Second, Oliver writes with a deep sense of humility about her place in a universe of mystery that is eager to call us to life if we can just be still. She keeps herself still that she might receive what the universe has to teach her. From “Wild Geese”:

Whoever you are, no matter how lonely,
the world offers itself to your imagination,
calls to you like the wild geese, harsh and exciting –
over and over announcing your place
in the family of things.

While it would be foolish to claim the Mary Oliver was a secret oblate (a Christianity term for a lay person who is privately dedicated to God or God’s service), she is clearly imbued with a central characteristic of Benedictine spirituality – attentiveness to the ordinary. Her subject matter is what many of us encounter every day.  She is alert to what she sees this morning as she walks a path into the forest that she has walked a hundred times before.
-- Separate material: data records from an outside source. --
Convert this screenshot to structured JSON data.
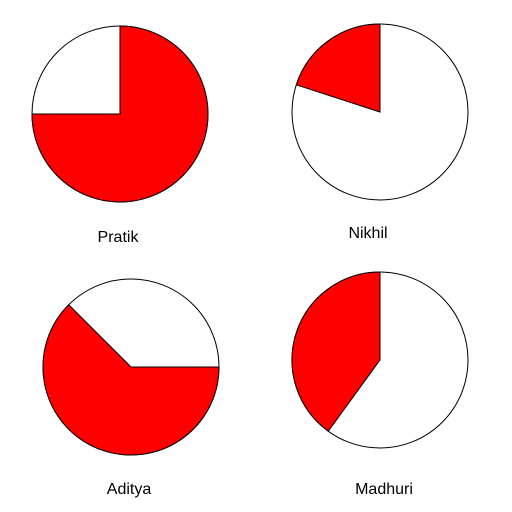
{
  "chart_data": [
    {
      "type": "pie",
      "label": "Pratik",
      "shaded_fraction": 0.75,
      "start_angle_deg": 90,
      "direction": "clockwise",
      "fill_color": "#ff0000",
      "background_color": "#ffffff"
    },
    {
      "type": "pie",
      "label": "Nikhil",
      "shaded_fraction": 0.2,
      "start_angle_deg": 90,
      "direction": "counterclockwise",
      "fill_color": "#ff0000",
      "background_color": "#ffffff"
    },
    {
      "type": "pie",
      "label": "Aditya",
      "shaded_fraction": 0.625,
      "start_angle_deg": 0,
      "direction": "clockwise",
      "fill_color": "#ff0000",
      "background_color": "#ffffff"
    },
    {
      "type": "pie",
      "label": "Madhuri",
      "shaded_fraction": 0.4,
      "start_angle_deg": 90,
      "direction": "counterclockwise",
      "fill_color": "#ff0000",
      "background_color": "#ffffff"
    }
  ]
}
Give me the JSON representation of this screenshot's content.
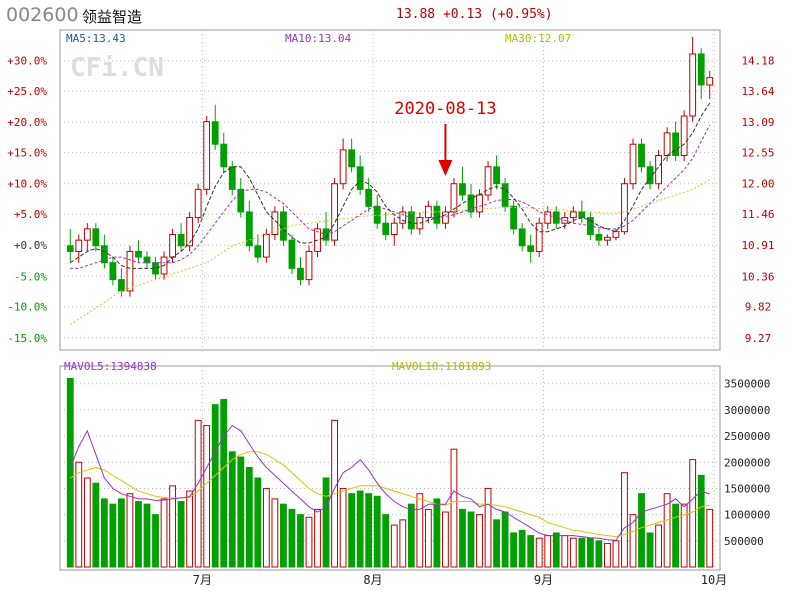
{
  "header": {
    "code": "002600",
    "name": "领益智造",
    "price": "13.88",
    "change": "+0.13",
    "change_pct": "(+0.95%)"
  },
  "watermark": "CFi.CN",
  "colors": {
    "up": "#c00000",
    "down": "#00a000",
    "ma5": "#333333",
    "ma10": "#9933cc",
    "ma30": "#cccc33",
    "frame": "#999999",
    "grid": "#bbbbbb"
  },
  "chart_data": [
    {
      "type": "candlestick",
      "ma_labels": {
        "ma5": "MA5:13.43",
        "ma10": "MA10:13.04",
        "ma30": "MA30:12.07"
      },
      "annotation": {
        "text": "2020-08-13",
        "index": 44
      },
      "left_ticks": [
        "+30.0%",
        "+25.0%",
        "+20.0%",
        "+15.0%",
        "+10.0%",
        "+5.0%",
        "+0.0%",
        "-5.0%",
        "-10.0%",
        "-15.0%"
      ],
      "right_ticks": [
        14.18,
        13.64,
        13.09,
        12.55,
        12.0,
        11.46,
        10.91,
        10.36,
        9.82,
        9.27
      ],
      "ylim": [
        9.0,
        14.6
      ],
      "x_labels": [
        {
          "label": "7月",
          "index": 16
        },
        {
          "label": "8月",
          "index": 36
        },
        {
          "label": "9月",
          "index": 56
        },
        {
          "label": "10月",
          "index": 76
        }
      ],
      "ohlc": [
        [
          10.9,
          11.2,
          10.6,
          10.8
        ],
        [
          10.8,
          11.1,
          10.6,
          11.0
        ],
        [
          11.0,
          11.3,
          10.8,
          11.2
        ],
        [
          11.2,
          11.3,
          10.8,
          10.9
        ],
        [
          10.9,
          11.1,
          10.5,
          10.6
        ],
        [
          10.6,
          10.7,
          10.2,
          10.3
        ],
        [
          10.3,
          10.5,
          10.0,
          10.1
        ],
        [
          10.1,
          10.9,
          10.0,
          10.8
        ],
        [
          10.8,
          11.0,
          10.6,
          10.7
        ],
        [
          10.7,
          10.8,
          10.5,
          10.6
        ],
        [
          10.6,
          10.7,
          10.3,
          10.4
        ],
        [
          10.4,
          10.8,
          10.3,
          10.7
        ],
        [
          10.7,
          11.2,
          10.6,
          11.1
        ],
        [
          11.1,
          11.3,
          10.8,
          10.9
        ],
        [
          10.9,
          11.5,
          10.8,
          11.4
        ],
        [
          11.4,
          12.0,
          11.3,
          11.9
        ],
        [
          11.9,
          13.2,
          11.8,
          13.1
        ],
        [
          13.1,
          13.4,
          12.6,
          12.7
        ],
        [
          12.7,
          12.9,
          12.2,
          12.3
        ],
        [
          12.3,
          12.4,
          11.8,
          11.9
        ],
        [
          11.9,
          12.1,
          11.4,
          11.5
        ],
        [
          11.5,
          11.7,
          10.8,
          10.9
        ],
        [
          10.9,
          11.1,
          10.6,
          10.7
        ],
        [
          10.7,
          11.2,
          10.6,
          11.1
        ],
        [
          11.1,
          11.6,
          11.0,
          11.5
        ],
        [
          11.5,
          11.6,
          10.9,
          11.0
        ],
        [
          11.0,
          11.1,
          10.4,
          10.5
        ],
        [
          10.5,
          10.7,
          10.2,
          10.3
        ],
        [
          10.3,
          10.9,
          10.2,
          10.8
        ],
        [
          10.8,
          11.3,
          10.7,
          11.2
        ],
        [
          11.2,
          11.5,
          10.9,
          11.0
        ],
        [
          11.0,
          12.1,
          10.9,
          12.0
        ],
        [
          12.0,
          12.8,
          11.9,
          12.6
        ],
        [
          12.6,
          12.8,
          12.2,
          12.3
        ],
        [
          12.3,
          12.5,
          11.8,
          11.9
        ],
        [
          11.9,
          12.1,
          11.5,
          11.6
        ],
        [
          11.6,
          11.8,
          11.2,
          11.3
        ],
        [
          11.3,
          11.5,
          11.0,
          11.1
        ],
        [
          11.1,
          11.4,
          10.9,
          11.3
        ],
        [
          11.3,
          11.6,
          11.2,
          11.5
        ],
        [
          11.5,
          11.6,
          11.1,
          11.2
        ],
        [
          11.2,
          11.5,
          11.1,
          11.4
        ],
        [
          11.4,
          11.7,
          11.3,
          11.6
        ],
        [
          11.6,
          11.7,
          11.2,
          11.3
        ],
        [
          11.3,
          11.6,
          11.2,
          11.5
        ],
        [
          11.5,
          12.1,
          11.4,
          12.0
        ],
        [
          12.0,
          12.3,
          11.7,
          11.8
        ],
        [
          11.8,
          12.0,
          11.4,
          11.5
        ],
        [
          11.5,
          11.9,
          11.4,
          11.8
        ],
        [
          11.8,
          12.4,
          11.7,
          12.3
        ],
        [
          12.3,
          12.5,
          11.9,
          12.0
        ],
        [
          12.0,
          12.1,
          11.5,
          11.6
        ],
        [
          11.6,
          11.7,
          11.1,
          11.2
        ],
        [
          11.2,
          11.3,
          10.8,
          10.9
        ],
        [
          10.9,
          11.1,
          10.6,
          10.8
        ],
        [
          10.8,
          11.4,
          10.7,
          11.3
        ],
        [
          11.3,
          11.6,
          11.2,
          11.5
        ],
        [
          11.5,
          11.6,
          11.2,
          11.3
        ],
        [
          11.3,
          11.5,
          11.2,
          11.4
        ],
        [
          11.4,
          11.6,
          11.3,
          11.5
        ],
        [
          11.5,
          11.7,
          11.3,
          11.4
        ],
        [
          11.4,
          11.5,
          11.0,
          11.1
        ],
        [
          11.1,
          11.2,
          10.9,
          11.0
        ],
        [
          11.0,
          11.1,
          10.9,
          11.05
        ],
        [
          11.05,
          11.2,
          11.0,
          11.15
        ],
        [
          11.15,
          12.1,
          11.1,
          12.0
        ],
        [
          12.0,
          12.8,
          11.9,
          12.7
        ],
        [
          12.7,
          12.8,
          12.2,
          12.3
        ],
        [
          12.3,
          12.4,
          11.9,
          12.0
        ],
        [
          12.0,
          12.6,
          11.9,
          12.5
        ],
        [
          12.5,
          13.0,
          12.4,
          12.9
        ],
        [
          12.9,
          13.1,
          12.4,
          12.5
        ],
        [
          12.5,
          13.3,
          12.4,
          13.2
        ],
        [
          13.2,
          14.6,
          13.1,
          14.3
        ],
        [
          14.3,
          14.4,
          13.5,
          13.75
        ],
        [
          13.75,
          14.0,
          13.5,
          13.88
        ]
      ],
      "ma5": [
        10.6,
        10.7,
        10.8,
        10.85,
        10.8,
        10.7,
        10.55,
        10.5,
        10.5,
        10.5,
        10.5,
        10.55,
        10.7,
        10.8,
        10.95,
        11.2,
        11.6,
        11.95,
        12.2,
        12.3,
        12.3,
        12.1,
        11.8,
        11.5,
        11.35,
        11.2,
        11.05,
        10.95,
        10.95,
        11.0,
        11.05,
        11.3,
        11.6,
        11.9,
        12.05,
        12.0,
        11.85,
        11.6,
        11.45,
        11.35,
        11.3,
        11.3,
        11.35,
        11.4,
        11.45,
        11.55,
        11.65,
        11.75,
        11.8,
        11.9,
        11.95,
        11.9,
        11.75,
        11.55,
        11.3,
        11.15,
        11.15,
        11.2,
        11.25,
        11.35,
        11.4,
        11.35,
        11.25,
        11.2,
        11.15,
        11.35,
        11.6,
        11.9,
        12.1,
        12.3,
        12.5,
        12.6,
        12.7,
        12.9,
        13.2,
        13.43
      ],
      "ma10": [
        10.5,
        10.5,
        10.55,
        10.6,
        10.65,
        10.7,
        10.7,
        10.65,
        10.6,
        10.6,
        10.6,
        10.6,
        10.6,
        10.65,
        10.75,
        10.9,
        11.1,
        11.3,
        11.5,
        11.7,
        11.85,
        11.9,
        11.9,
        11.85,
        11.75,
        11.65,
        11.5,
        11.35,
        11.2,
        11.15,
        11.1,
        11.15,
        11.25,
        11.35,
        11.45,
        11.55,
        11.6,
        11.55,
        11.5,
        11.45,
        11.4,
        11.4,
        11.4,
        11.4,
        11.42,
        11.45,
        11.5,
        11.55,
        11.6,
        11.65,
        11.7,
        11.72,
        11.72,
        11.68,
        11.6,
        11.5,
        11.45,
        11.4,
        11.35,
        11.3,
        11.28,
        11.25,
        11.22,
        11.2,
        11.2,
        11.25,
        11.35,
        11.5,
        11.65,
        11.8,
        11.95,
        12.1,
        12.25,
        12.45,
        12.75,
        13.04
      ],
      "ma30": [
        9.5,
        9.6,
        9.7,
        9.8,
        9.9,
        10.0,
        10.1,
        10.15,
        10.2,
        10.25,
        10.3,
        10.35,
        10.4,
        10.45,
        10.5,
        10.55,
        10.6,
        10.7,
        10.8,
        10.9,
        10.95,
        11.0,
        11.05,
        11.1,
        11.15,
        11.2,
        11.25,
        11.28,
        11.3,
        11.32,
        11.34,
        11.36,
        11.38,
        11.4,
        11.42,
        11.43,
        11.44,
        11.45,
        11.46,
        11.47,
        11.48,
        11.49,
        11.5,
        11.5,
        11.51,
        11.52,
        11.53,
        11.54,
        11.55,
        11.56,
        11.57,
        11.58,
        11.58,
        11.58,
        11.57,
        11.56,
        11.55,
        11.54,
        11.53,
        11.52,
        11.51,
        11.5,
        11.49,
        11.48,
        11.48,
        11.5,
        11.55,
        11.6,
        11.65,
        11.7,
        11.75,
        11.8,
        11.85,
        11.9,
        11.98,
        12.07
      ]
    },
    {
      "type": "bar",
      "ma_labels": {
        "mavol5": "MAVOL5:1394838",
        "mavol10": "MAVOL10:1181893"
      },
      "right_ticks": [
        3500000,
        3000000,
        2500000,
        2000000,
        1500000,
        1000000,
        500000
      ],
      "ylim": [
        0,
        3800000
      ],
      "values": [
        3600000,
        2000000,
        1700000,
        1600000,
        1300000,
        1200000,
        1300000,
        1400000,
        1250000,
        1200000,
        1000000,
        1300000,
        1550000,
        1250000,
        1450000,
        2800000,
        2700000,
        3100000,
        3200000,
        2200000,
        2100000,
        1900000,
        1700000,
        1500000,
        1300000,
        1200000,
        1100000,
        1000000,
        950000,
        1100000,
        1700000,
        2800000,
        1500000,
        1400000,
        1450000,
        1400000,
        1350000,
        1000000,
        800000,
        900000,
        1200000,
        1400000,
        1100000,
        1300000,
        1050000,
        2250000,
        1100000,
        1050000,
        1000000,
        1500000,
        900000,
        1050000,
        650000,
        700000,
        600000,
        550000,
        600000,
        650000,
        600000,
        550000,
        550000,
        550000,
        500000,
        450000,
        500000,
        1800000,
        1000000,
        1400000,
        650000,
        800000,
        1400000,
        1200000,
        1200000,
        2050000,
        1750000,
        1100000
      ],
      "mavol5": [
        1900000,
        2300000,
        2600000,
        2150000,
        1700000,
        1500000,
        1400000,
        1350000,
        1300000,
        1300000,
        1270000,
        1280000,
        1300000,
        1320000,
        1340000,
        1600000,
        1900000,
        2200000,
        2500000,
        2700000,
        2600000,
        2350000,
        2100000,
        1900000,
        1750000,
        1600000,
        1450000,
        1300000,
        1150000,
        1050000,
        1150000,
        1500000,
        1800000,
        1900000,
        2050000,
        1850000,
        1600000,
        1400000,
        1250000,
        1150000,
        1100000,
        1100000,
        1200000,
        1200000,
        1200000,
        1450000,
        1350000,
        1300000,
        1150000,
        1200000,
        1100000,
        1050000,
        950000,
        850000,
        750000,
        650000,
        600000,
        600000,
        600000,
        600000,
        580000,
        560000,
        550000,
        520000,
        510000,
        750000,
        850000,
        1050000,
        1100000,
        1150000,
        1200000,
        1300000,
        1150000,
        1300000,
        1450000,
        1394838
      ],
      "mavol10": [
        1700000,
        1800000,
        1850000,
        1900000,
        1850000,
        1750000,
        1650000,
        1550000,
        1450000,
        1400000,
        1350000,
        1330000,
        1320000,
        1320000,
        1330000,
        1450000,
        1600000,
        1750000,
        1900000,
        2050000,
        2150000,
        2200000,
        2200000,
        2150000,
        2050000,
        1950000,
        1800000,
        1650000,
        1500000,
        1400000,
        1350000,
        1400000,
        1450000,
        1500000,
        1550000,
        1550000,
        1550000,
        1500000,
        1450000,
        1400000,
        1350000,
        1300000,
        1250000,
        1200000,
        1180000,
        1250000,
        1250000,
        1250000,
        1200000,
        1200000,
        1180000,
        1150000,
        1100000,
        1050000,
        1000000,
        950000,
        850000,
        800000,
        750000,
        700000,
        680000,
        650000,
        620000,
        600000,
        580000,
        620000,
        680000,
        750000,
        800000,
        850000,
        900000,
        950000,
        1000000,
        1050000,
        1150000,
        1181893
      ]
    }
  ]
}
Many of us writers rely on nature as a source for poems.  We tend to focus on what’s pretty or what we first see.  But for Oliver, it is the deeper gaze that expands our souls – not in some sweeping burst of grandeur but by focusing on the slight things that carry great secrets.  From “Where Does the Temple Begin, Where Does It end?”:

I look; morning to night I am never done looking.
Looking, I mean
not just standing around, but standing around
as though with your arms wide open.
And thinking: maybe something will come,
some shining coil of wind,
or a few leaves from any old tree –
they are all in this too.

Finally, Mary Oliver poems urge patience in the search for living mindfully in the world as it presents itself. In her last (and best) collection of poems entitled Devotions that draws from her vast body of poems, the reader can witness the slow steady evolution of her capacities to see and describe the world she encounters.  It calls for a habit of taking notice, looking up from our damnable phones, pausing in our dash to multitask, and asking ourselves, “What in this moment am I meant to see?” From “Mindful”:

Every day
I see or hear
something
that more or less

kills me
with delight,
that leaves me
like a needle

in the haystack
of light.
It was what I was born for–
to look, to listen,

to lose myself
inside this soft world–
to instruct myself
over and over

in joy,
and acclamation.

Scholars will study Mary Oliver for years to come.  She will be extolled for her brilliance and criticized for what seems her ordinariness.  For those who turn to her poetry for a breath of fresh air and to be invited with her into the natural world, she will always remain a good companion and a wise teacher.  If I were to provide an epitaph that capture Mary Oliver’s spirit as a writer, no better lines could be found than from her poem, “When Death Comes”:

When it’s over, I want to say all my life
I was a bride married to amazement.
I was the bridegroom, taking the world into my arms.
When it’s over, I don’t want to wonder
if I have made of my life something particular, and real.
I don’t want to find myself sighing and frightened,
or full of argument.
I don’t want to end up simply having visited this world.

We can say Amen to that! May her words live on.  May we all live with the experience of being “married to amazement”.